Property investors in the Middle East are spending more than ever in London, with the capital’s affluent areas proving particularly popular, gulfbusiness.com reports.
Figures released this week by property advisory firm CBRE show that buyers from the region accounted for 17 per cent of London’s commercial real estate deals in 2013, with transaction values totalling £4.5 billion. This is up from 7.5 per cent in 2012.
CBRE’s managing director in the Middle East, Nick Maclean, spoke about the reasons behind the surge. He was quoted by arabianbusiness.com as saying: “Property markets and commercial real estate in particular across Germany and the UK is witnessing the strongest growth since the financial crisis and we anticipate further commitments from Middle Eastern investors in the future.

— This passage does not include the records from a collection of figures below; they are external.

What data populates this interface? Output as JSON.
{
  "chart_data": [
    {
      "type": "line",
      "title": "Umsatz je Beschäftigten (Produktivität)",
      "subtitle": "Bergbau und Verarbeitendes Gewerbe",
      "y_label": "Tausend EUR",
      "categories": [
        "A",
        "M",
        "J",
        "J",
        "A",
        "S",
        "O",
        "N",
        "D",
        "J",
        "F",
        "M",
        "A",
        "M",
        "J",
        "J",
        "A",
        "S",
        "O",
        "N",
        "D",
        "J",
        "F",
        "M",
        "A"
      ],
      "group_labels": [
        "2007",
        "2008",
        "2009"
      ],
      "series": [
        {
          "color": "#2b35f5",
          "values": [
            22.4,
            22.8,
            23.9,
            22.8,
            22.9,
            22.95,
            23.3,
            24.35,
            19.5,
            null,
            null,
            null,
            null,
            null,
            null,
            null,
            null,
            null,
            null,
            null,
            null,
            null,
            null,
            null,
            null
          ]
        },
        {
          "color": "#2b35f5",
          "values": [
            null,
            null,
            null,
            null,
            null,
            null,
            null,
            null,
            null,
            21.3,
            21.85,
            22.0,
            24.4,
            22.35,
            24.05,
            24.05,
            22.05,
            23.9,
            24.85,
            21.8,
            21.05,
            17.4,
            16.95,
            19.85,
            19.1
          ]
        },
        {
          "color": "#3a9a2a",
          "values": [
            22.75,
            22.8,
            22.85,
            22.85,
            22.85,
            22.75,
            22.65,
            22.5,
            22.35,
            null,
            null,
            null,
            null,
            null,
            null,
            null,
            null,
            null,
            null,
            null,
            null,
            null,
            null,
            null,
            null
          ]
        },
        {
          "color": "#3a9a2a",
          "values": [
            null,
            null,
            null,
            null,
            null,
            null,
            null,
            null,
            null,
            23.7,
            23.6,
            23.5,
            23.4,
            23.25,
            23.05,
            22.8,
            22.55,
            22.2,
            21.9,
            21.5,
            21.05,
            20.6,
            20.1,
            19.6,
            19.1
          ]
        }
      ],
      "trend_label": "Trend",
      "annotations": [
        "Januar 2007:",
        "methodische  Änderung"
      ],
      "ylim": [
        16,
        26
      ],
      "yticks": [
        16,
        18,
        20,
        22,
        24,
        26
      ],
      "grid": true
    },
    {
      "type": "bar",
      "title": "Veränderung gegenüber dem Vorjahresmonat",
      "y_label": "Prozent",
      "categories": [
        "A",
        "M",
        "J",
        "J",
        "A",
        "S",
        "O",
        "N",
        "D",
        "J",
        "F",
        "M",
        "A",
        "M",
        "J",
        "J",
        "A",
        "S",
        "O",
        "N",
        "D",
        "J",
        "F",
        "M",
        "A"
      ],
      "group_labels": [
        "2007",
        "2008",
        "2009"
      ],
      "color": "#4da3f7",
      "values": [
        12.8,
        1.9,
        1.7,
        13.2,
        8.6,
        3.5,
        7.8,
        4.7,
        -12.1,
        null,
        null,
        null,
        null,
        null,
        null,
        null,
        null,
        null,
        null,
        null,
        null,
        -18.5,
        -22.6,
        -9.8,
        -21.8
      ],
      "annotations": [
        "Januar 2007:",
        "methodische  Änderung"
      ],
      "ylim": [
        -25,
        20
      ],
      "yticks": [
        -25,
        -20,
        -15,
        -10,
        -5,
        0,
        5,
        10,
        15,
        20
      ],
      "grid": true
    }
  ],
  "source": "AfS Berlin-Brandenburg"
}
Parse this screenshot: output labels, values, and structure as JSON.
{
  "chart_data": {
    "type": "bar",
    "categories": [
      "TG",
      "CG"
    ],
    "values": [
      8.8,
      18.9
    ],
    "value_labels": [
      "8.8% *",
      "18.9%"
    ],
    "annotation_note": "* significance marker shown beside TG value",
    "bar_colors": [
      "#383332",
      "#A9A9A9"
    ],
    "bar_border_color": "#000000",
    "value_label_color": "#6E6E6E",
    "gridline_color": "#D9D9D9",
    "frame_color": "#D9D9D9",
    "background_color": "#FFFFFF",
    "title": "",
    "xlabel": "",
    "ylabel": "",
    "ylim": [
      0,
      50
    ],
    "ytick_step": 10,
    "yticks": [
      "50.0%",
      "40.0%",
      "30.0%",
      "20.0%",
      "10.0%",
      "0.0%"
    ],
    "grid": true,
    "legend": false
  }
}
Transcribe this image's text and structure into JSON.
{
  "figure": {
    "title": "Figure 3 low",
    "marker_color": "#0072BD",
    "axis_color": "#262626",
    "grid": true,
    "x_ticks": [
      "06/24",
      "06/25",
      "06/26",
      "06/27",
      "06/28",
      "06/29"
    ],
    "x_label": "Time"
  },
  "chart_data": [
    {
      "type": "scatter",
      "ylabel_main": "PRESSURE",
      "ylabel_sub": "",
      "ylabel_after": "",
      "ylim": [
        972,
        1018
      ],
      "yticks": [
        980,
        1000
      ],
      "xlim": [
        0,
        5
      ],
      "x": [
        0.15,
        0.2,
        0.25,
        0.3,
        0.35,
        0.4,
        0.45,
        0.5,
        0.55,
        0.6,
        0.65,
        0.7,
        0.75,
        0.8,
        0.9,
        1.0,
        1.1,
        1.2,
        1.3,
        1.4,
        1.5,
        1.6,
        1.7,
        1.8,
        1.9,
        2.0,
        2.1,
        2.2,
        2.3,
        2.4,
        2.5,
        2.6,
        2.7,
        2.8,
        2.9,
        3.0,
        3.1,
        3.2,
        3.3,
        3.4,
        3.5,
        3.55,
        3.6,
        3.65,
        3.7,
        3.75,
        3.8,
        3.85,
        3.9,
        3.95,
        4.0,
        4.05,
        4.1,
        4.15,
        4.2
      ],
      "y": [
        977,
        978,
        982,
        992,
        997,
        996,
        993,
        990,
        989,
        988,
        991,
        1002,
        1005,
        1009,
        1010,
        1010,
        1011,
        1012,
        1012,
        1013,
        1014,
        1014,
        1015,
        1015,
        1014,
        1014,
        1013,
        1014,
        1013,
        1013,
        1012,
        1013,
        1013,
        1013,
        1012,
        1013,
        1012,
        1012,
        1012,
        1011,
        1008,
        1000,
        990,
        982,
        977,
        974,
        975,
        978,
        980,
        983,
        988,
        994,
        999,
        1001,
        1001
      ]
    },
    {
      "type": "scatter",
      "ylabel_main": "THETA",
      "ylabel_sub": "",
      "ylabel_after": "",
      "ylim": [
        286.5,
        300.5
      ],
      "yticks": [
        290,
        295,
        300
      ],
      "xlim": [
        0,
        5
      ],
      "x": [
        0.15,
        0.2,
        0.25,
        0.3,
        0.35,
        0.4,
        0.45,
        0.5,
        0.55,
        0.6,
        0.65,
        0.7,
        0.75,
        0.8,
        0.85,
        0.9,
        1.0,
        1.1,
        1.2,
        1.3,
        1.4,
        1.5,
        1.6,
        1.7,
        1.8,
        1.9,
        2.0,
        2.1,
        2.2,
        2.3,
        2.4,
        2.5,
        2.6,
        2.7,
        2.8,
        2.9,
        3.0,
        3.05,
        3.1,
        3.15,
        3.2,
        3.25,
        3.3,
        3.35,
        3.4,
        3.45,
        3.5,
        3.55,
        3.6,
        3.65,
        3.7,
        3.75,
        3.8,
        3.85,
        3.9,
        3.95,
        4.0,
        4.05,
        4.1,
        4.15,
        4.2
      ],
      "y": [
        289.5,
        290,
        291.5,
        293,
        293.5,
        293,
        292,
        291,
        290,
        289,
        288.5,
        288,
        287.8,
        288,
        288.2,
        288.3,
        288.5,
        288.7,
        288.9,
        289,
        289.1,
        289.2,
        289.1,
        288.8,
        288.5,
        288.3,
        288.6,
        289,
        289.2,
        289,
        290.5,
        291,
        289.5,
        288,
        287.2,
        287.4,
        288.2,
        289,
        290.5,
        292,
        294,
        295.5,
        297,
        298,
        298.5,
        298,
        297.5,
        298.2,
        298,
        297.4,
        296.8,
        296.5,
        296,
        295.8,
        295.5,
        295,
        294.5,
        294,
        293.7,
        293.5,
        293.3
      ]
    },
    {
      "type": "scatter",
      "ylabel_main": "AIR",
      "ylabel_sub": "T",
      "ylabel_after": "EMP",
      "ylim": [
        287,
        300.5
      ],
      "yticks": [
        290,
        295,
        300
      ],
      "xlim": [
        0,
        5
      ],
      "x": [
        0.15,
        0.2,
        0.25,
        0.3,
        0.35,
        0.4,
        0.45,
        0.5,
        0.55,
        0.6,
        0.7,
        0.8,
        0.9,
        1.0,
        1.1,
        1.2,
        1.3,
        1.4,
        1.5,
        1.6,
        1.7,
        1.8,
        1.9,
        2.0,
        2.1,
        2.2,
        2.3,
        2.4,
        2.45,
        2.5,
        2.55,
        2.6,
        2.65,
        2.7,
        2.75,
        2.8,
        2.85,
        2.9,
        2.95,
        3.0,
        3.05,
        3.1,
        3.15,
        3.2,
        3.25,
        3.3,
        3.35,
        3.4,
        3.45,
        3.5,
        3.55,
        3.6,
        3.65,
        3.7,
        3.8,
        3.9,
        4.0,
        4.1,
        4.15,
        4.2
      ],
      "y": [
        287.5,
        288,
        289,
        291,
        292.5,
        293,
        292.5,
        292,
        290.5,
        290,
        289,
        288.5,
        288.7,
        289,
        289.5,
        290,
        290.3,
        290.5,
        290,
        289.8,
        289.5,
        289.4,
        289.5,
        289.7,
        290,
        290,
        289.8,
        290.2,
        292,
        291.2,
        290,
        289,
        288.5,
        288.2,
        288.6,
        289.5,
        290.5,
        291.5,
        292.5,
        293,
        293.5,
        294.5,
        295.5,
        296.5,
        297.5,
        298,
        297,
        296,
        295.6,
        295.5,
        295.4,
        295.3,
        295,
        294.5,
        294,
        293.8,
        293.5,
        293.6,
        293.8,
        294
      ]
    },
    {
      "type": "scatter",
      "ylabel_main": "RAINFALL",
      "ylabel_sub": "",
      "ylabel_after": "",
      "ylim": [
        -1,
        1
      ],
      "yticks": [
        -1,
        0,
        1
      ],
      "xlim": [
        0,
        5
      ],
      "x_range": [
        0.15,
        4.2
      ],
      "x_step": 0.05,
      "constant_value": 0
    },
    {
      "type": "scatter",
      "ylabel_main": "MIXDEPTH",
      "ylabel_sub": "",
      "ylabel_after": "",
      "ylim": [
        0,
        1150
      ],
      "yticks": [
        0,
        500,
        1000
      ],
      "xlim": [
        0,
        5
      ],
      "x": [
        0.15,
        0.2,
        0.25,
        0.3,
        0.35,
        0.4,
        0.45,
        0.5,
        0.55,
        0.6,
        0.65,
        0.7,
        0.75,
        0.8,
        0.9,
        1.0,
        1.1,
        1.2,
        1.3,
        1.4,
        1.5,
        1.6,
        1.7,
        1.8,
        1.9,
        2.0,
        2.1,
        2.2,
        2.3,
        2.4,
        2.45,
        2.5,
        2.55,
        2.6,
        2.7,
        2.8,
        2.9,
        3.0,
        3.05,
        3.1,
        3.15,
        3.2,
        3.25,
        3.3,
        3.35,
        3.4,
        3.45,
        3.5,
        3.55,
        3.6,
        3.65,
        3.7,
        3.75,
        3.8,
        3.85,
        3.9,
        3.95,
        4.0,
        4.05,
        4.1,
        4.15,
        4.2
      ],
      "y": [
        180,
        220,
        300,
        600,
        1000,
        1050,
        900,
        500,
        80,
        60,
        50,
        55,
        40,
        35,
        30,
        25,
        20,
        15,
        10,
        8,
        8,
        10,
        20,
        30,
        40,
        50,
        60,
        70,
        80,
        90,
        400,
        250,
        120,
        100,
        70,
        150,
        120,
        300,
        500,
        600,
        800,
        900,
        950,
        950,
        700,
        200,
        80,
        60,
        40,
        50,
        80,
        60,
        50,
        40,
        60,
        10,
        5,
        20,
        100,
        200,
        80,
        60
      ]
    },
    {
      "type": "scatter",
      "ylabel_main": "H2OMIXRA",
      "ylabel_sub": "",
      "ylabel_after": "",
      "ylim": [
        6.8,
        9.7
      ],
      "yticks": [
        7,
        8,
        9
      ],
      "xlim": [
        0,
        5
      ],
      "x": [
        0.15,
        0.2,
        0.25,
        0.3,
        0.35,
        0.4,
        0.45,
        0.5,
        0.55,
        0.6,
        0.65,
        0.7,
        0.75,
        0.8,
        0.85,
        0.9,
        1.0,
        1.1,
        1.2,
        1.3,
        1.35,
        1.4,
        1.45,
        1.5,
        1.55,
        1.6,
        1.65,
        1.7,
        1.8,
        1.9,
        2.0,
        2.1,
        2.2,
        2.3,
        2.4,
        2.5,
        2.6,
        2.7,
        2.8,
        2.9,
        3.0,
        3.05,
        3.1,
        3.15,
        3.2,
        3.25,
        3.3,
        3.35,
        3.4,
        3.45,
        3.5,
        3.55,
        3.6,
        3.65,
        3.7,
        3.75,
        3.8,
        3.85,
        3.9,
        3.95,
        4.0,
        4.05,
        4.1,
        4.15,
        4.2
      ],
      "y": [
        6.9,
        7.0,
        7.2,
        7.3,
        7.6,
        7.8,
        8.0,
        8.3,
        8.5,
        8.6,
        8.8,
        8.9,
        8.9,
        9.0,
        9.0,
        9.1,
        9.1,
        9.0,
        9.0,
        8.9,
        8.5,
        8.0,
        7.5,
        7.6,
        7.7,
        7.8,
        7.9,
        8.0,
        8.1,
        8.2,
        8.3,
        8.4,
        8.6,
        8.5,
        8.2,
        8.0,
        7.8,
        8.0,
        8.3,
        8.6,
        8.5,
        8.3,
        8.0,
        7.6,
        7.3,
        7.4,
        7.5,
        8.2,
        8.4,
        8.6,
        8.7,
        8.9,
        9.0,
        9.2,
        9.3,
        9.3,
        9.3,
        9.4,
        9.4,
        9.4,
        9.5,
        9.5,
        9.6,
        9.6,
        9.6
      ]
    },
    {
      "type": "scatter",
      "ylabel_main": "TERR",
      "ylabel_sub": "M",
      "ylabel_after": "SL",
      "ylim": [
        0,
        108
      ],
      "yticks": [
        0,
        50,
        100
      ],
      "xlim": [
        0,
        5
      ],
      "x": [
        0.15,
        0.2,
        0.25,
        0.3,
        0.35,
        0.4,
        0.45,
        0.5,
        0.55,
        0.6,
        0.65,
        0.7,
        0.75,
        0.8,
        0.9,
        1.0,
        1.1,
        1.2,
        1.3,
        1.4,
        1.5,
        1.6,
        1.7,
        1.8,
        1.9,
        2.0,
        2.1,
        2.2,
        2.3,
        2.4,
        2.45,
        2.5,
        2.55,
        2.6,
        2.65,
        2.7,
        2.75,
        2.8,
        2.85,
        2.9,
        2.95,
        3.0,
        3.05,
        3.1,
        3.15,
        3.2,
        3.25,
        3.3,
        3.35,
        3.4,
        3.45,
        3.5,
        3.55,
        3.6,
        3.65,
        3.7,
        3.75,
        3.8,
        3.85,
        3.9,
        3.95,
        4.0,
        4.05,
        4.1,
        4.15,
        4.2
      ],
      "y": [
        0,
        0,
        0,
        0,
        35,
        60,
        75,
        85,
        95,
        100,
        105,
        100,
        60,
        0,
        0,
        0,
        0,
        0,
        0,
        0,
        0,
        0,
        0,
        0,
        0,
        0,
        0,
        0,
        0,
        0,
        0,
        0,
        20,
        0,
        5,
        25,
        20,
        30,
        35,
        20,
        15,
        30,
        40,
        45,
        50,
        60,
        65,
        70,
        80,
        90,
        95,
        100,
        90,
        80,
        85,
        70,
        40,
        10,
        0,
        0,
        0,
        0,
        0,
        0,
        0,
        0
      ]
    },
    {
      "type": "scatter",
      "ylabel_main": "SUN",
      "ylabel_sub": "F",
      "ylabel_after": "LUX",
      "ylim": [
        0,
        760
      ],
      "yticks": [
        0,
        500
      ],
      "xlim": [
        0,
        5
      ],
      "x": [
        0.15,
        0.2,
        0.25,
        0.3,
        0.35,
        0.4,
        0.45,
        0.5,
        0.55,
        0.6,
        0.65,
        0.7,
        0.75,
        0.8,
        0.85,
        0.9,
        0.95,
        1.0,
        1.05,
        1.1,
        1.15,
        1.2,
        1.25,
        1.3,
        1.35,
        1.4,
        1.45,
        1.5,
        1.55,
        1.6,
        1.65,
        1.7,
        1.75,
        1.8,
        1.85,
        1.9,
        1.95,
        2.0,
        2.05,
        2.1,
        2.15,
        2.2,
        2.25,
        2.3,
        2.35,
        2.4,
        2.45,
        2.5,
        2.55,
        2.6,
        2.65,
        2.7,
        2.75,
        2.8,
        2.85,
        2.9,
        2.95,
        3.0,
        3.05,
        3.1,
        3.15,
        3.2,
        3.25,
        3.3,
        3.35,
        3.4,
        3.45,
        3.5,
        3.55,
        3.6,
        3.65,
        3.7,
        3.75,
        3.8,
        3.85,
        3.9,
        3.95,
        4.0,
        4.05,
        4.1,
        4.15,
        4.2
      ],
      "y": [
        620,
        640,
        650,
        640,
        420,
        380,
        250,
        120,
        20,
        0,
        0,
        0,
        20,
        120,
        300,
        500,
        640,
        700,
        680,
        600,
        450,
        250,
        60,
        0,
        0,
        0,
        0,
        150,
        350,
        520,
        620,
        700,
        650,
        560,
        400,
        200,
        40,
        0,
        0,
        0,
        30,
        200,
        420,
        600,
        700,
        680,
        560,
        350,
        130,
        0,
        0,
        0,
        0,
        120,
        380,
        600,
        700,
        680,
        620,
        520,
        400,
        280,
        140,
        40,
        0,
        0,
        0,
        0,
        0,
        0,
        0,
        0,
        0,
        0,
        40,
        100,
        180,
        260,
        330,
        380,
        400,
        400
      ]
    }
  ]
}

“London, in particular, is capturing the lion’s share of capital mainly attributed to its transparent legal system, stable political and economic environment and above all liquidity – key factors in attracting investment.”
A separate report released recently by Jones Lang LaSalle (JLL) suggests that ongoing political troubles across a number of countries in the region have encouraged many investors to look west when searching for new opportunities.
According to JLL, London is now the most popular western city among Middle Eastern investors, with Mayfair, Knightsbridge and Kensington the most sought-after areas.
Across the the whole of the west, Middle Eastern investment values reached £8 billion in 2013, breaking the previous peak recorded in 2006.